Но в этом году все, жившие в доме м-сс Сторрс, решили энергично приняться за дело. М-р Трюсдэль составил текст заявления, под которым подписались все пансионеры. Затем обошли с листом все соседние дома, собирая подписи. Когда набралось достаточное число подписей, м-р Трюсдэль, м-сс Сторрс и м-сс Мак Кларен повезли жалобу к меру. Они страшно обиделись, когда им сообщили, что его честь занят и не может лично принять их. Пришлось передать бумагу клерку и сделать ему должные наставления. Дело было передано в департамент полиции, начальство решило, что не мешает подтянуть бедняков недели на две и тем упрочит свою репутацию среди богатых мира сего. Последовал тотчас же соответствующий приказ по полиции.

Как-то вечером Денис Маллон стоял у фонтана, когда вдруг появился Майк Огаган и подошел к нему.

– Что скажешь на счет нового распоряжения, Дени?

– Да, чепуха все.

– Ошибаешься, брат. Они серьезно намерены привести в исполнение свой приказ. – Я только что был у начальства.

Денис дипломатично промолчал и с серьезным видом уставил в пространство свои невозмутимо спокойные, проницательные глаза.

– Сержант будет делать обход сегодня ночью. Лучше выгони их всех отсюда по добру, по здорову.

– Слушай, Майк, – сказал Денис, круто поворачиваясь лицом к товарищу, – ты не будешь же загонять этих несчастных чертей в их душные каморки?

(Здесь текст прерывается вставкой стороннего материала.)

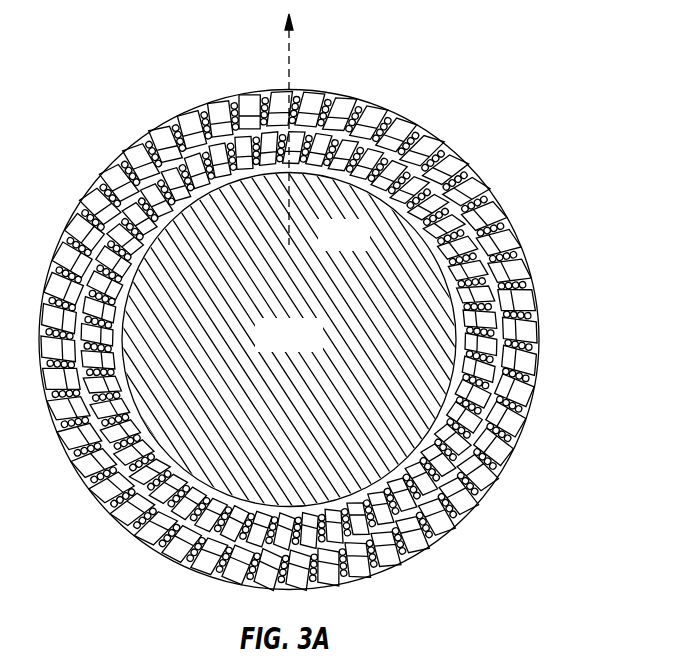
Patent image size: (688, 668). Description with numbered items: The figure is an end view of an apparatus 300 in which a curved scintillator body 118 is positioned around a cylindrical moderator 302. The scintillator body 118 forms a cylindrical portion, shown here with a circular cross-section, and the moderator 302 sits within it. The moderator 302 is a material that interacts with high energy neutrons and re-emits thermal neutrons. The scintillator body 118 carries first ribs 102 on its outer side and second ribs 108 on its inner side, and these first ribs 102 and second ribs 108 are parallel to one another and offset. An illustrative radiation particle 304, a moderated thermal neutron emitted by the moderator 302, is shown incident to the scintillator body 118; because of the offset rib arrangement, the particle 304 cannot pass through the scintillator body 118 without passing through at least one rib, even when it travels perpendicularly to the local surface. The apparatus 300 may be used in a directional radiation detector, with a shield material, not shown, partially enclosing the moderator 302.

– Но что же нам делать, Дени? На этот раз они серьезно принялись за дело.

– Кто же подбил их на такую меру?

– Да все те старые образины, что живут через дорогу.

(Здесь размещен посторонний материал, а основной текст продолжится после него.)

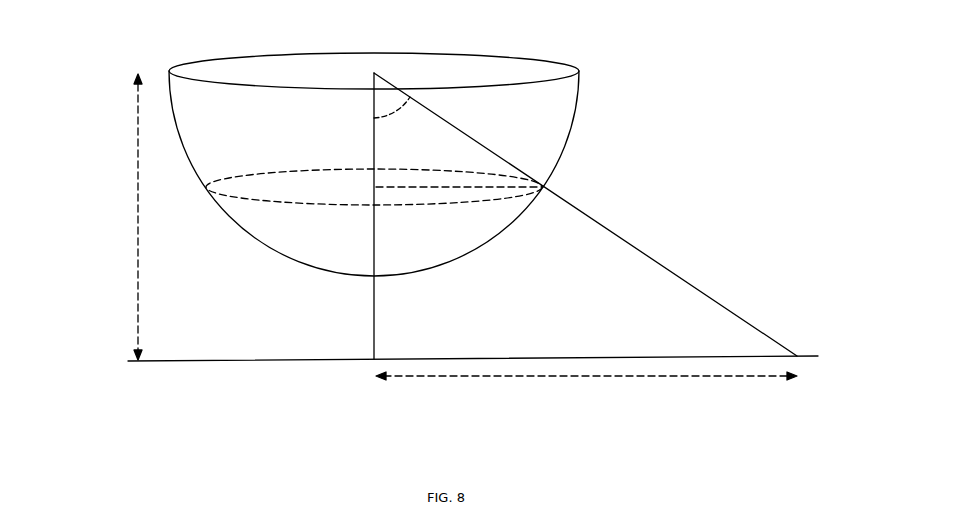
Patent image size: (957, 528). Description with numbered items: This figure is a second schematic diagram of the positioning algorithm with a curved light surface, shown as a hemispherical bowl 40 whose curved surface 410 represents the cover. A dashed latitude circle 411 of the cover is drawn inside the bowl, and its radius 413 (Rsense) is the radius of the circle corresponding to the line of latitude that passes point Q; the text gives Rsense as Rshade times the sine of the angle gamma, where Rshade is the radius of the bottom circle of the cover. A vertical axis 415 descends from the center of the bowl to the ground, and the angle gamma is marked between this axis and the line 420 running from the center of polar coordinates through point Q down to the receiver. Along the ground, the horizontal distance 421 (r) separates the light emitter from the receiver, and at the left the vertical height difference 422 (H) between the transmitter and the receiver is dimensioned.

– Ну, будь, что будет, а гнать я никого отсюда не стану. Пропадай совсем моя голова. Да и ты ведь только говоришь, Майк. Напраслину на себя взводишь.

– Нехорошее это дело, – согласился Майк.

– Я не стану пачкать своих рук. Подумай, Майк, если бы наши старухи матери жили здесь, а не на родине, они наверное приходили бы сюда также на ночь.

И Денис отправился делать обход сквера, по обыкновению размахивая на ходу своей палочкой и зорко охраняя спокойствие спящих.

В половине первого часа ночи он увидел сержанта, который стремительно направился к нему.

– Почему вы не очистили сквера от этого сброда? – резко спросил он.

– Я не могу этого сделать, сэр.

– Что вы хотите сказать этим?

– Взгляните сюда, – и Денис рукой указал своему начальнику на группу женщин, человек в двадцать, лежавших на траве. Возле них лежали спящие дети. Две, три женщины кормили грудью детей. Ночь стояла удушливая, не было ни малейшего ветерка даже здесь, а в крошечных, набитых людьми комнатах, в которых обыкновенно ютятся вся эта беднота, должно было быть теперь нестерпимо тяжело.

– Я ничем не могу тут помочь, – резко сказал сержант, – вы обязаны исполнить приказание.

– Я отказываюсь его исполнить, – категорически заявил Денис. – Я лучше откажусь от моего поста здесь.

– Ах так, отлично. Я вас переведу отсюда, – сказал он и ушел.